Wow, what a whirlwind of a week!  Finishing up my practicum Friday, packing up, heading to Victoria, and starting bright and early Monday morning was quite the experience!  But what a welcome we received, and what an incredible new world of education we have discovered!

The first few days were a mix of getting a sense of what Courtney and I will be contributing to in the Learning Department at the RBCM, and getting some amazing inside scoops of the goings-on behind the scenes of this museum.  Though we certainly got down to work this week on brainstorming lesson plans, tour-guide ideas, and some fun Viking-themed scavenger hunt activities (as well as getting to have some fun interactions with some real, live kiddies!), some of the real fun of this week was the amazing amount of time Chris took in helping to familiarize us with the plethora of research, collections, exhibitions, and hard work that goes on at the RBCM.  From vertebrates, to invertebrates, to ethnology, to conservation, to construction, to the arts department, to photography, and more – we saw it!  And we were able to meet a whole host of amazing staff and dedicated volunteers who keep this place a-hummin’!
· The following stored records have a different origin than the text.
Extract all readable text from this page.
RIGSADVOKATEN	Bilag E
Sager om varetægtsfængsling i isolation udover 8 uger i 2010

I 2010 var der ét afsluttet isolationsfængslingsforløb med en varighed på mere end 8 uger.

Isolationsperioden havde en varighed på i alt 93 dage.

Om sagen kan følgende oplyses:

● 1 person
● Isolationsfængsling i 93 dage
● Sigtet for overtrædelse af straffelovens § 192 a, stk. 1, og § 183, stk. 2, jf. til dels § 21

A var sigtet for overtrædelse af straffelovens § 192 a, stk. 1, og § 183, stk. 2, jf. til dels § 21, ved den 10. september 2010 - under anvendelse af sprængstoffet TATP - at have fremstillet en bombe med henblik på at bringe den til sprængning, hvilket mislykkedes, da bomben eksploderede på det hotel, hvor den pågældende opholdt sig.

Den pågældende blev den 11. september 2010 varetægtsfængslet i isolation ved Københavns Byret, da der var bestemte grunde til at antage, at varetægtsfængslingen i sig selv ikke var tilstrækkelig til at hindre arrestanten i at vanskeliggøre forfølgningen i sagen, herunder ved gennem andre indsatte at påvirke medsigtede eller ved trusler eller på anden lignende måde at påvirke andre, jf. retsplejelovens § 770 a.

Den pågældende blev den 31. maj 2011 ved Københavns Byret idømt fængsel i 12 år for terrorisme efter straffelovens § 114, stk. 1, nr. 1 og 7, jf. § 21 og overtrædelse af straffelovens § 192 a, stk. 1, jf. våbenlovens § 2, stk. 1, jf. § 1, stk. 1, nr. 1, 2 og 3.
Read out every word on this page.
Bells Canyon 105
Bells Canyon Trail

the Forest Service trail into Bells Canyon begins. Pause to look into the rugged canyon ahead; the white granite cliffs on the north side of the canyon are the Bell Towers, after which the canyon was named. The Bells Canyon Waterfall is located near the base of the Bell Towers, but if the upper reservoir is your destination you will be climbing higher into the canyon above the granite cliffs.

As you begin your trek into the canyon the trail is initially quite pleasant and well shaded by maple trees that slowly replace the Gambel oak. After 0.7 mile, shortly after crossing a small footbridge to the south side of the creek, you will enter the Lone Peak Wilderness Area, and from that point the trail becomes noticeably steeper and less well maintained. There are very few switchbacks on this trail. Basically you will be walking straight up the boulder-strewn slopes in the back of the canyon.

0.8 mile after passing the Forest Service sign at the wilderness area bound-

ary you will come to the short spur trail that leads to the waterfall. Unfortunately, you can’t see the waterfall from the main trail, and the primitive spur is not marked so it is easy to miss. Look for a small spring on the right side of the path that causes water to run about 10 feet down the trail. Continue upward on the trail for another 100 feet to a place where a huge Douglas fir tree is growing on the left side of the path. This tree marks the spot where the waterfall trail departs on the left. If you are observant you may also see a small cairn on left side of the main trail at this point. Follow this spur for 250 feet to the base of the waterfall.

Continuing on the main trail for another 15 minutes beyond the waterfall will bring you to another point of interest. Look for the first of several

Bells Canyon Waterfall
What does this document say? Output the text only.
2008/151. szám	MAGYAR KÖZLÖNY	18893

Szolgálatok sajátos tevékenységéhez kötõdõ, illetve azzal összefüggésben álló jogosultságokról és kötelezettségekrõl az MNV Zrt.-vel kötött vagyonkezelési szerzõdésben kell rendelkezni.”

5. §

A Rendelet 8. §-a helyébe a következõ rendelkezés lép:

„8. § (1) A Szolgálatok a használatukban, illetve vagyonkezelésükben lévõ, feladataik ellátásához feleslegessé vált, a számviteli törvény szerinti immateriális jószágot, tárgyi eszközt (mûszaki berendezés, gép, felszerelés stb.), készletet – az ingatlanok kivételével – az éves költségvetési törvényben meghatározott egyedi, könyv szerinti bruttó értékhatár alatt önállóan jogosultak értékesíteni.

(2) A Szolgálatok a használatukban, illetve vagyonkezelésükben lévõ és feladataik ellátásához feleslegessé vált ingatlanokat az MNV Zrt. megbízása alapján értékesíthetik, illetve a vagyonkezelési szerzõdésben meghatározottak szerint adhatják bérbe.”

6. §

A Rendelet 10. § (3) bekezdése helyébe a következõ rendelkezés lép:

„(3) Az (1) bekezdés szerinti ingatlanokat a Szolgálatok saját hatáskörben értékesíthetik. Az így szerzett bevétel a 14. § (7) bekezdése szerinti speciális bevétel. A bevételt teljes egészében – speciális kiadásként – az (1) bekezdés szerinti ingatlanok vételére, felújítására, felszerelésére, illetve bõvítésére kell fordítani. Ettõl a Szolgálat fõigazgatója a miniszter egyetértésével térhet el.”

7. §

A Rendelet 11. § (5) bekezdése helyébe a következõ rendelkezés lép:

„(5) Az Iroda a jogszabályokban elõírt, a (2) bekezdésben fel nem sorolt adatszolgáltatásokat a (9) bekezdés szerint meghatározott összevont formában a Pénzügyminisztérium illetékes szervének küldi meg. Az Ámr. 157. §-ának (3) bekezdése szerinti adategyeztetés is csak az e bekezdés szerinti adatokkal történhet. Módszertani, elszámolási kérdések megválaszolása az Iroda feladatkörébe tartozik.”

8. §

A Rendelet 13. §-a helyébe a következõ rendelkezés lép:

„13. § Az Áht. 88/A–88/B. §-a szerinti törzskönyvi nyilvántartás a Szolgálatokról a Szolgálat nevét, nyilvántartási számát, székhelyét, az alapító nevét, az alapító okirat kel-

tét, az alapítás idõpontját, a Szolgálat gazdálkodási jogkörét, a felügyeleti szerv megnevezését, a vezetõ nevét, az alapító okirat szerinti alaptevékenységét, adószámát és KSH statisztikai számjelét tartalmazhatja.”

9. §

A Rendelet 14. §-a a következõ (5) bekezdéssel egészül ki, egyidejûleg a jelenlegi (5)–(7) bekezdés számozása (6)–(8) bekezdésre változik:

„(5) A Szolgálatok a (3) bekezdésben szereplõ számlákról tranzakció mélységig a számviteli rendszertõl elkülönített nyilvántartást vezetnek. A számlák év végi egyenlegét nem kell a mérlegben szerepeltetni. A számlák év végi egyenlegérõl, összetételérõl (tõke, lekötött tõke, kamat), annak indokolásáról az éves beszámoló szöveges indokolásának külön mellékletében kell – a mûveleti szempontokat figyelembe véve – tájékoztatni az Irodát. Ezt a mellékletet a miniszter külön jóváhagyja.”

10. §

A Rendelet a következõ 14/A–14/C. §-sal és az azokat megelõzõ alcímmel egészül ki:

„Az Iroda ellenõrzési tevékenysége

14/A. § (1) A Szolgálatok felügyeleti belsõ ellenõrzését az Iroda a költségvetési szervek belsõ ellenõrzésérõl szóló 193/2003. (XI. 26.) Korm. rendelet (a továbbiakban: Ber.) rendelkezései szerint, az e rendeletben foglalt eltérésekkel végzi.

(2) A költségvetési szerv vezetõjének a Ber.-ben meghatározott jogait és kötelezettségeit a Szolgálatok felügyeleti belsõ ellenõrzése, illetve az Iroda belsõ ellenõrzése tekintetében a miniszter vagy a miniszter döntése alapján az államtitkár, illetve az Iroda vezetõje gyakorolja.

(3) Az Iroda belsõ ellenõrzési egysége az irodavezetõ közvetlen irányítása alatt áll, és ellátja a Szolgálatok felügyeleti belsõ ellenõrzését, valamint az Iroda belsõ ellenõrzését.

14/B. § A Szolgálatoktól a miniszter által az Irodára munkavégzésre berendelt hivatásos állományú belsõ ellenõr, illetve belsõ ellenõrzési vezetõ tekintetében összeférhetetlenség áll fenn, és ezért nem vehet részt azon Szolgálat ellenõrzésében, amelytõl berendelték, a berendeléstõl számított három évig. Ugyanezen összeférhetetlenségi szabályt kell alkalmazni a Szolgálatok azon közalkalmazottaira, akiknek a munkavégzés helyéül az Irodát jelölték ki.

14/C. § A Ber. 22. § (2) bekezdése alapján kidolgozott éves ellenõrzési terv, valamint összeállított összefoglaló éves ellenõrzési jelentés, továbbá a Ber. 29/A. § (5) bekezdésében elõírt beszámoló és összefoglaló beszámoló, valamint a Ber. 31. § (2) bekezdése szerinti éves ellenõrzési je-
Having grown up in Victoria and feeling as though I was half-raised in this museum, it is particularly fascinating to me to find out how much really does happen at the RBCM, and how small a percentage of that is able to be manifested in physical form in the galleries.  I hadn’t consciously thought about museums as being places of research, but from talking with many of the leading curators and collections managers here my eyes have been opened as to what an integral role it plays in so many different spheres.

One of the most intriguing parts of this week was being able to review the museum’s new inquiry-based worksheets for students to use as a means of interacting with the different galleries and exhibits.  We were then able to observe two classes tour the galleries using these worksheets to help the Education Department determine how well they work in helping students interact more meaningfully with the content presented to them (the previous worksheets were apparently glorified scavenger hunts).  Though some students certainly seemed to take advantage of the more open-ended questions presented to them by approaching the exhibits with thought and attention, it was disappointing to see how many of the students still zoomed through it all, as if they had blinders on, focused solely on getting what the question asked, and then moving on to snicker at the naked statue in the First Peoples Gallery.  This has got my mind a-whirlin’ about what ways we can try to facilitate materials and experiences that captivate and connect our students to these informal learning environments.  Hopefully some inspiration will hit me, or at least slowly percolate down into my subconscious, and then manifest in my lesson plans for next week.  I’m particularly interested in the new Living Languages exhibit which show cases the incredible diversity of First Nations’ languages in B.C. and would love to find a hook to get the average student more intrigued in this province’s rich, pre-European contact history.

Next week I’m looking forward to working in more depth on my lesson plans, exploring some more nooks and crannies of this amazing place, and helping out with the weekly Kids Club exploration of the museum and writing up their adventures on the RBCM blog!  This week was vertebrates…so on to invertebrates we go!